Source: Journal of Isfahan Medical School Published:2012

Abstract

Background: Many dental patients are afraid of injections. There are different methods for reducing pain during topical anesthetic injections. Some studies have reported buffering lidocaine to reduce injection pain. In this study, the effects of fresh and buffered topical anesthetic on injection pain were evaluated. Methods: In this prospective study, 4 groups of 20 dental treatment candidates were selected. Topical anesthetics for the 1st-4th groups included carpules of lidocaine/epinephrine, carpules of lidocaine/epinephrine/bicarbonate, freshly prepared lidocaine/epinephrine, and freshly prepared lidocaine/epinephrine/ bicarbonate, respectively.
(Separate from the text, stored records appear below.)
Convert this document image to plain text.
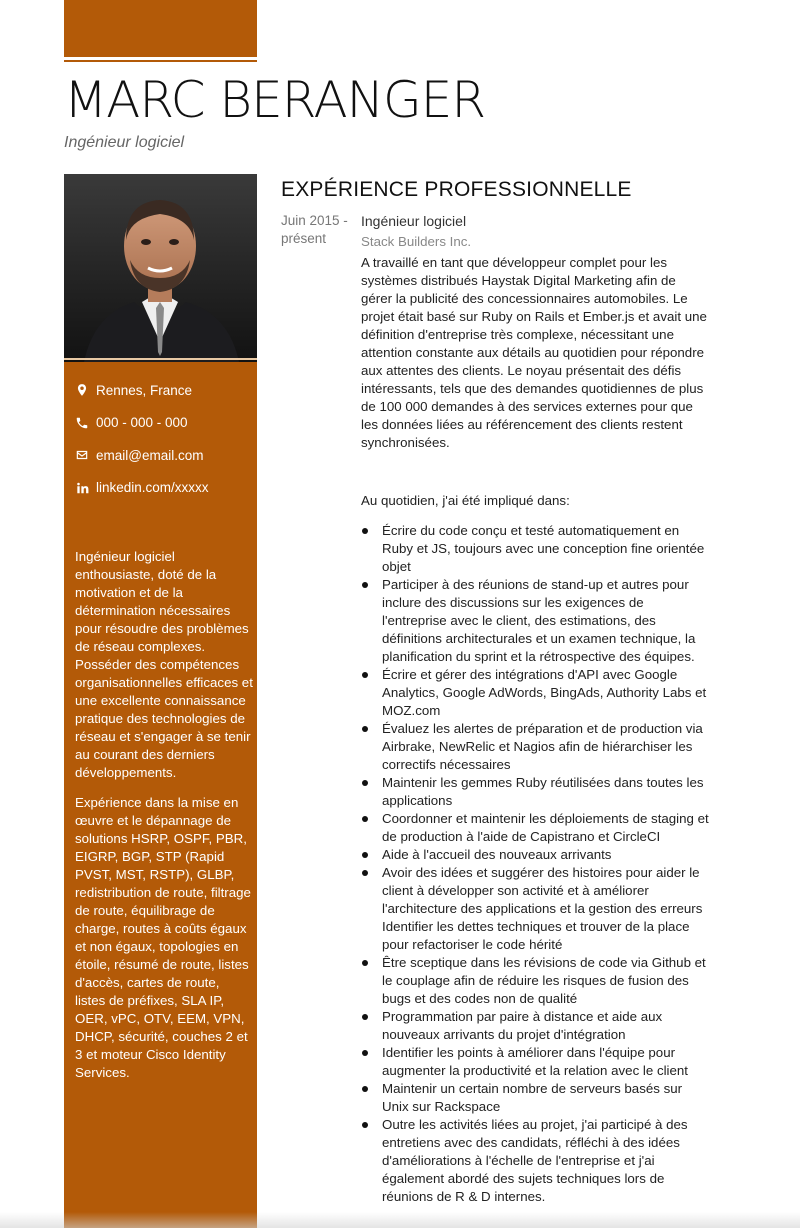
MARC BERANGER
Ingénieur logiciel
Rennes, France
000 - 000 - 000
email@email.com
linkedin.com/xxxxx

Ingénieur logiciel enthousiaste, doté de la motivation et de la détermination nécessaires pour résoudre des problèmes de réseau complexes. Posséder des compétences organisationnelles efficaces et une excellente connaissance pratique des technologies de réseau et s'engager à se tenir au courant des derniers développements.

Expérience dans la mise en œuvre et le dépannage de solutions HSRP, OSPF, PBR, EIGRP, BGP, STP (Rapid PVST, MST, RSTP), GLBP, redistribution de route, filtrage de route, équilibrage de charge, routes à coûts égaux et non égaux, topologies en étoile, résumé de route, listes d'accès, cartes de route, listes de préfixes, SLA IP, OER, vPC, OTV, EEM, VPN, DHCP, sécurité, couches 2 et 3 et moteur Cisco Identity Services.

EXPÉRIENCE PROFESSIONNELLE
Juin 2015 - présent
Ingénieur logiciel
Stack Builders Inc.

A travaillé en tant que développeur complet pour les systèmes distribués Haystak Digital Marketing afin de gérer la publicité des concessionnaires automobiles. Le projet était basé sur Ruby on Rails et Ember.js et avait une définition d'entreprise très complexe, nécessitant une attention constante aux détails au quotidien pour répondre aux attentes des clients. Le noyau présentait des défis intéressants, tels que des demandes quotidiennes de plus de 100 000 demandes à des services externes pour que les données liées au référencement des clients restent synchronisées.

Au quotidien, j'ai été impliqué dans:

Écrire du code conçu et testé automatiquement en Ruby et JS, toujours avec une conception fine orientée objet
Participer à des réunions de stand-up et autres pour inclure des discussions sur les exigences de l'entreprise avec le client, des estimations, des définitions architecturales et un examen technique, la planification du sprint et la rétrospective des équipes.
Écrire et gérer des intégrations d'API avec Google Analytics, Google AdWords, BingAds, Authority Labs et MOZ.com
Évaluez les alertes de préparation et de production via Airbrake, NewRelic et Nagios afin de hiérarchiser les correctifs nécessaires
Maintenir les gemmes Ruby réutilisées dans toutes les applications
Coordonner et maintenir les déploiements de staging et de production à l'aide de Capistrano et CircleCI
Aide à l'accueil des nouveaux arrivants
Avoir des idées et suggérer des histoires pour aider le client à développer son activité et à améliorer l'architecture des applications et la gestion des erreurs Identifier les dettes techniques et trouver de la place pour refactoriser le code hérité
Être sceptique dans les révisions de code via Github et le couplage afin de réduire les risques de fusion des bugs et des codes non de qualité
Programmation par paire à distance et aide aux nouveaux arrivants du projet d'intégration
Identifier les points à améliorer dans l'équipe pour augmenter la productivité et la relation avec le client
Maintenir un certain nombre de serveurs basés sur Unix sur Rackspace
Outre les activités liées au projet, j'ai participé à des entretiens avec des candidats, réfléchi à des idées d'améliorations à l'échelle de l'entreprise et j'ai également abordé des sujets techniques lors de réunions de R & D internes.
The initiation of topical anesthesia and injection pain were evaluated using a visual analogue scale (VAS). Findings: The highest and lowest mean scores of pain belonged to the carpule group (2.67 ± 0.28) and fresh lidocaine/epinephrine/bicarbonate (0.86 ± 0.37), respectively. While topical anesthesia started 2 minutes after injection in 95% of fresh lidocaine/epinephrine/bicarbonate group, the rate was as low as 50% in carpule group. Conclusion: Adding bicarbonate to carpules of lidocaine/epinephrine and fresh lidocaine/epinephrine is recommended to decrease injection pain and accelerate the onset of effect.